ABSTRACT

This chapter suggests conceptualizing domestic SOEs in the marketization of public service provision as institutional market actors (IMAs) based on the theoretical perspective of gradual change in historical institutionalism. The notion of the SOE as IMA extends the historical and contemporary conceptualization of SOEs as either policy tools for the state or hybrid organizations in commercial markets with an approach that incorporates both dimensions. The argument is threefold. First, in the analysis of domestic 100 percent SOEs in the context of marketization, there is a need to distinguish between two separate but interdependent processes: internal marketization as different levels of corporatization and external marketization as different levels of liberalization. Second, the perspective on gradual institutional change stresses the importance of considering the historical and political institutional context and the actors’ interpretations in any analysis of institutional change. Third, the IMA is conceptualized in four dimensions. The first dimension is that the IMA is a corporatized and 100 percent SOE selling public services with a price tag and reflecting the shift from a bureaucratic to a professionalized ownership relationship between the SOE and the state. The second dimension underlines the fact that the IMA has become one market actor among others as it faces competition in its former monopoly activities.
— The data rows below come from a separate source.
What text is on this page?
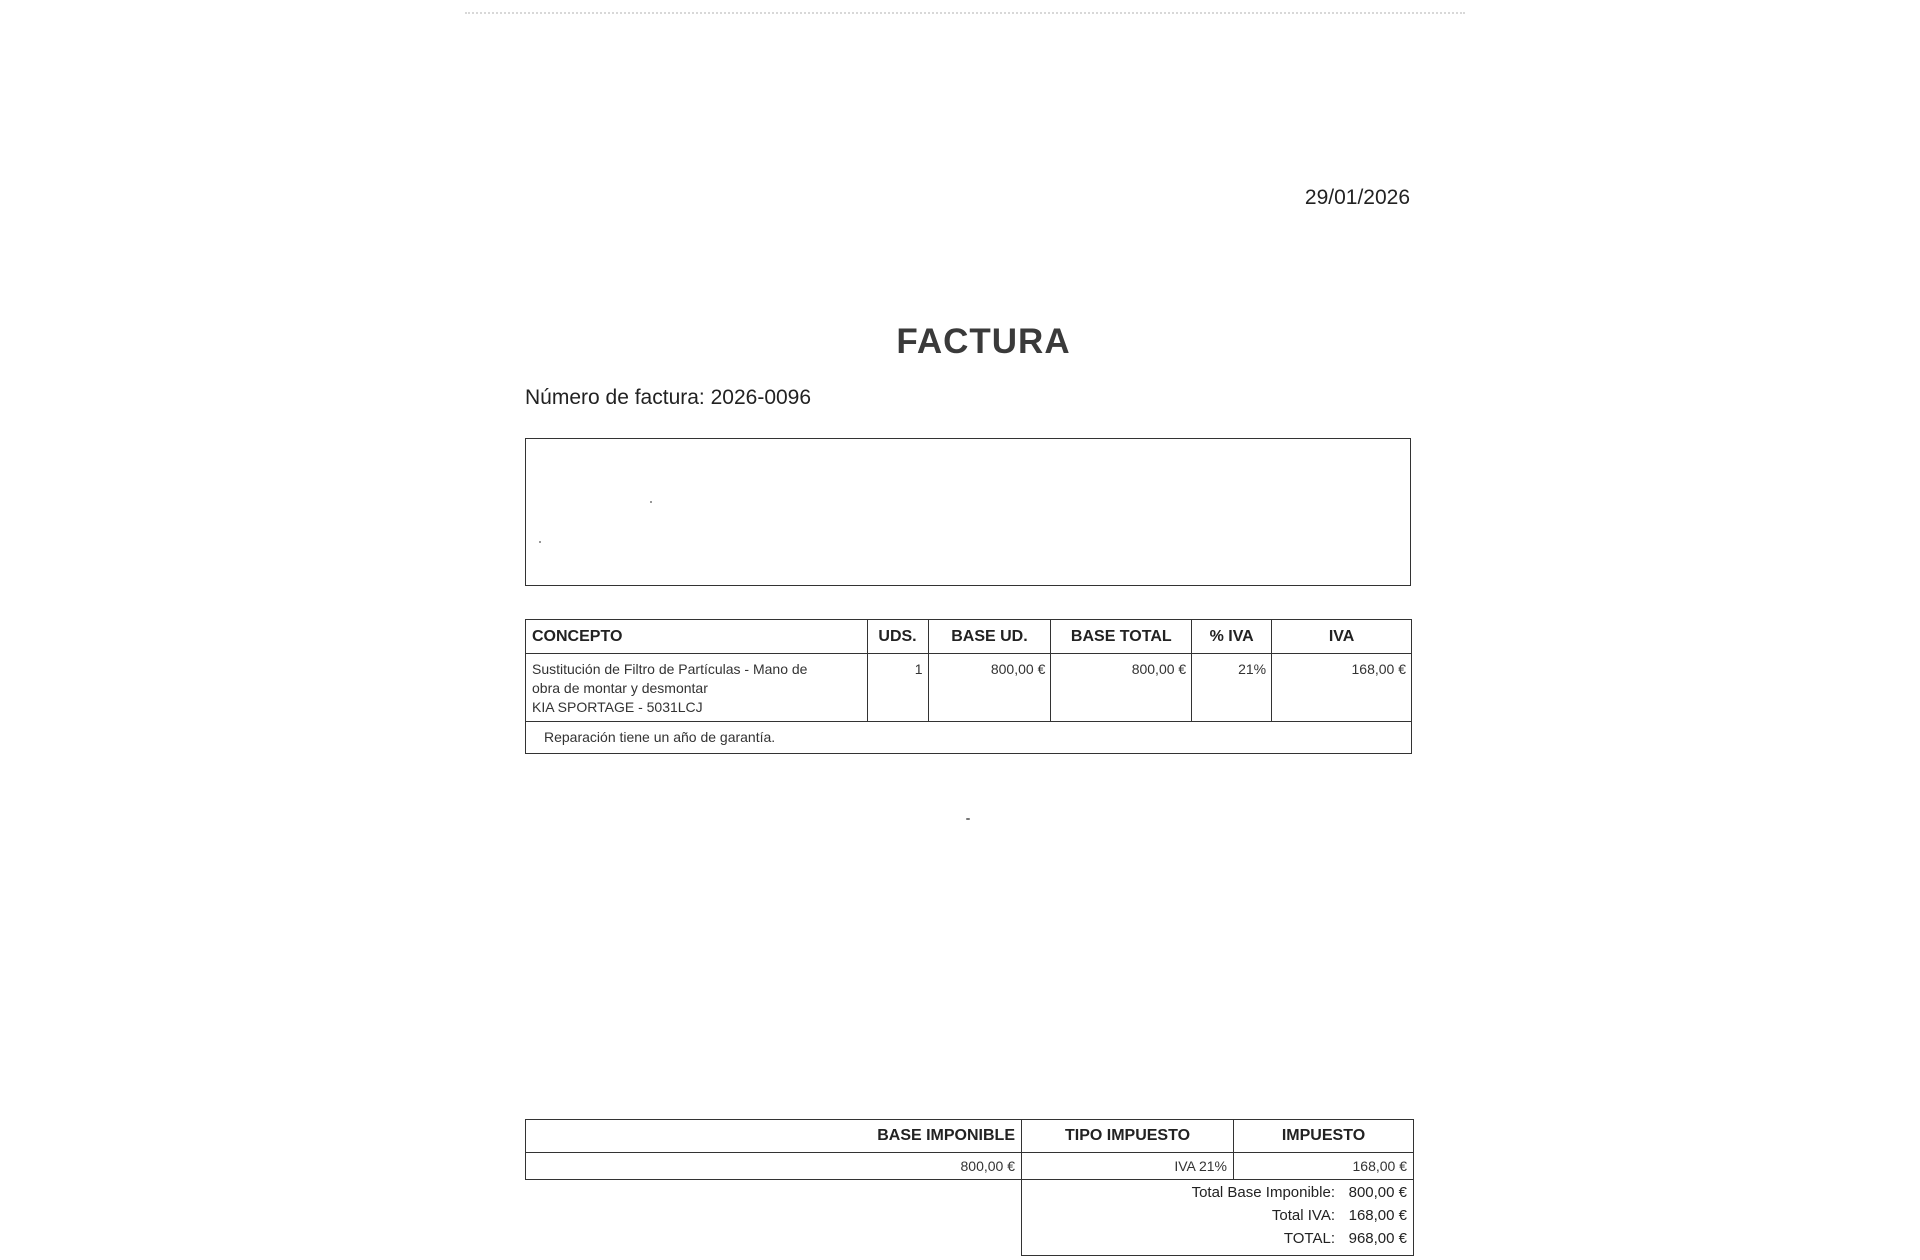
29/01/2026
FACTURA
Número de factura: 2026-0096
CONCEPTO	UDS.	BASE UD.	BASE TOTAL	% IVA	IVA

Sustitución de Filtro de Partículas - Mano de
obra de montar y desmontar
KIA SPORTAGE - 5031LCJ	1	800,00 €	800,00 €	21%	168,00 €
Reparación tiene un año de garantía.					
BASE IMPONIBLE	TIPO IMPUESTO	IMPUESTO
800,00 €	IVA 21%	168,00 €
Total Base Imponible: 800,00 €
Total IVA: 168,00 €
TOTAL: 968,00 €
The third dimension is that the IMA plays a sectoral role stemming from its legacy as a monopoly; this explains the existence and organizational form of a policy dimension required for an understanding of the contemporary SOE. The fourth dimension explains how the sectoral role develops both formally and informally with the SOE as an interpretive rule taker, and it serves to highlight a new way of understanding contemporary SOEs and marketization. Along with the institutional setup of reforms, the analysis of contemporary SOEs in the context of marketization should highlight the actors’ interpretations and agency over time and pay attention to the analytical aspects of process, time and context.